Targeted analysis can also be used for comparative metabolite profiling of a large number of known metabolites. For example, highly parallel targeted assays based on SRM can be used for very sensitive simultaneous analysis of over 100 metabolites in a single chromatographic run [see review by Bajad and Shulaev (2007)].
For truly quantitative measurement, targeted compounds should be available in a pure form and preferably labeled with stable isotope, which provides a significant challenge for plant stress research because many plant metabolites involved in stress response and their intermediates are not available in a pure form. A joint effort of the plant community and the chemical industry is required to synthesize these compounds and make them available to researchers.

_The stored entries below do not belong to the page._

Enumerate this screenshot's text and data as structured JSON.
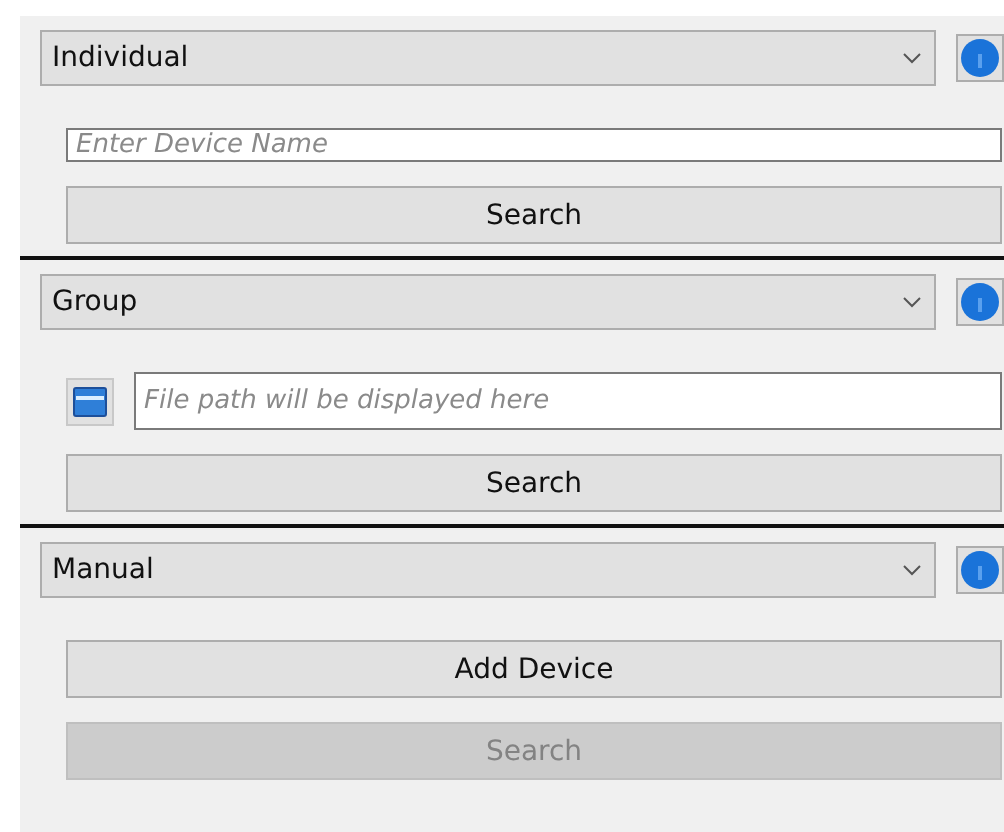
{
  "sections": [
    {
      "dropdown": {
        "value": "Individual"
      },
      "controls": [
        {
          "kind": "text",
          "placeholder": "Enter Device Name"
        },
        {
          "kind": "button",
          "label": "Search",
          "disabled": false
        }
      ]
    },
    {
      "dropdown": {
        "value": "Group"
      },
      "controls": [
        {
          "kind": "file",
          "placeholder": "File path will be displayed here"
        },
        {
          "kind": "button",
          "label": "Search",
          "disabled": false
        }
      ]
    },
    {
      "dropdown": {
        "value": "Manual"
      },
      "controls": [
        {
          "kind": "button",
          "label": "Add Device",
          "disabled": false
        },
        {
          "kind": "button",
          "label": "Search",
          "disabled": true
        }
      ]
    }
  ]
}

An alternative approach for quantitative profiling may provide in vivo enrichment of metabolites with stable isotopes like 13C and 15N. This can be achieved by growing plants or plant cells in liquid media containing 15N-labeled inorganic nitrogen sources (K15NO3, 15NH415NO3) or 13C-labeled carbon dioxide or glucose (Hegeman et al. 2007, Huege et al. 2007). This approach allows for in vivo synthesis of stable isotope-labeled plant metabolites that can be used for quantitative metabolite analysis using stable isotope dilution method. Furthermore, extract of the fully labeled plant can be used as a complex internal standard for simultaneous quantitative profiling of the large number of known metabolites. Uniform metabolic labeling combined with MS has been successfully used for quantitative metabolic profiling in microorganisms (Lafaye et al. 2005, Mashego et al. 2004, Wu et al. 2005). In addition, in vivo stable isotope enrichment followed by metabolite analysis over the time-course experiment can provide information on metabolic fluxes and overall dynamics of metabolism (Hellerstein 2003, Huege et al. 2007, Kleijn et al. 2007, Matsuda et al. 2003). This information is essential for mathematical modeling of metabolic networks.